Identifying the optimal number of clusters in k-means clustering is a crucial step to ensure meaningful and interpretable results. One common method to determine this is the Elbow Method, which involves running the k-means algorithm for a range of cluster numbers and plotting the within-cluster sum of squares (WCSS) against the number of clusters. The WCSS typically decreases as the number of clus ters increases, as clusters become more refined. The optimal number is often indicated by an ”elbow” point in the plot, where the rate of decrease sharply slows, suggesting diminishing returns in reducing WCSS with additional clusters. Another approach is the Silhouette Analysis, which measures how similar each point is to its own cluster compared to other clusters. The silhouette coefficient ranges from-1 to 1, with higher values indicating better-defined clusters.
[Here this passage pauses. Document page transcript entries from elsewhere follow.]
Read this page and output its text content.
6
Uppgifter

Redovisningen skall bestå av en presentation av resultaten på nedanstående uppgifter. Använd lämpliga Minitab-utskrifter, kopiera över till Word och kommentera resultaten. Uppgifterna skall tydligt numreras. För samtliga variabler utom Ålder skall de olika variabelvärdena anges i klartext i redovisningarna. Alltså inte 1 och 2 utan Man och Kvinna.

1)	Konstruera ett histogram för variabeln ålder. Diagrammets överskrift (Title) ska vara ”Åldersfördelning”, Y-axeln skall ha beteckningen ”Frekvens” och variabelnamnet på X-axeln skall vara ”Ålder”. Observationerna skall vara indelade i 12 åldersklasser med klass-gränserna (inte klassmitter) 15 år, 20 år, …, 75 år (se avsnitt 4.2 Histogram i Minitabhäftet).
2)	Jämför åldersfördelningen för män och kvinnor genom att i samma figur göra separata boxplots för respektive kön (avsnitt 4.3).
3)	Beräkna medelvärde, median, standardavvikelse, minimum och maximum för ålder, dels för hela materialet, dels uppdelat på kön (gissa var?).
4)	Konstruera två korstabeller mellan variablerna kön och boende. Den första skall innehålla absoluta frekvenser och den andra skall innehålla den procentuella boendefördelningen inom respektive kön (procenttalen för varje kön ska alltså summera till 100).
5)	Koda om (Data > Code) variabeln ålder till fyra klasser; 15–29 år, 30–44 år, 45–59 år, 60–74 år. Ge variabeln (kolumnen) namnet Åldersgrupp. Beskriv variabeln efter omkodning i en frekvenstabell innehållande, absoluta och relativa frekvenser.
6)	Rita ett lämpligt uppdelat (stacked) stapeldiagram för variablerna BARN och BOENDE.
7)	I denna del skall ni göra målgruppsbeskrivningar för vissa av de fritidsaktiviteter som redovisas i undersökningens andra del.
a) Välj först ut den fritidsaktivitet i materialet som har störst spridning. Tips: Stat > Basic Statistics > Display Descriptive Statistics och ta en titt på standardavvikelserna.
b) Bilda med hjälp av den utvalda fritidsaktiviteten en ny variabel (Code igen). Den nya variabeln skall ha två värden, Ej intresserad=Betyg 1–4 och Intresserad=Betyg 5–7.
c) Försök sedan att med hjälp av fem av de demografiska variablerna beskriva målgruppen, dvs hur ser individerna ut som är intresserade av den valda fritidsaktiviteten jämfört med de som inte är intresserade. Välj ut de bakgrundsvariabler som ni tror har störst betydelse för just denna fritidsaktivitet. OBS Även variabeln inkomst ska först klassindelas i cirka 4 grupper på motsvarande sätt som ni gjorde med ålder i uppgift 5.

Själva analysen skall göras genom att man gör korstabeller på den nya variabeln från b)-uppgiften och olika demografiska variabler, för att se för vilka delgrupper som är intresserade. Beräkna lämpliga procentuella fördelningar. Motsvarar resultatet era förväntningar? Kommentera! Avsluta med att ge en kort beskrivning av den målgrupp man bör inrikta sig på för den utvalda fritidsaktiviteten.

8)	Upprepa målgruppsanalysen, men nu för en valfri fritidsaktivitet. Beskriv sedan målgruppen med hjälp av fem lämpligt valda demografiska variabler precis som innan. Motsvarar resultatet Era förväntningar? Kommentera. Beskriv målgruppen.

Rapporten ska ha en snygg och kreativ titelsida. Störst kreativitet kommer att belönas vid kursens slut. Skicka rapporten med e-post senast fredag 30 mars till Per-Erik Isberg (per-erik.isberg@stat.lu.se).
The optimal number of clusters maximizes the average silhouette coefficient.

Additionally, methods like the Gap Statistic and the Bayesian Information Criterion (BIC) provide more advanced and statistically robust techniques for determining the appropriate number of clusters, considering both the fit and complexity of the model. By employing these methods, practitioners can select a cluster number that balances simplicity and explanatory power, enhancing the reliability and interpretability of the k-means clustering results.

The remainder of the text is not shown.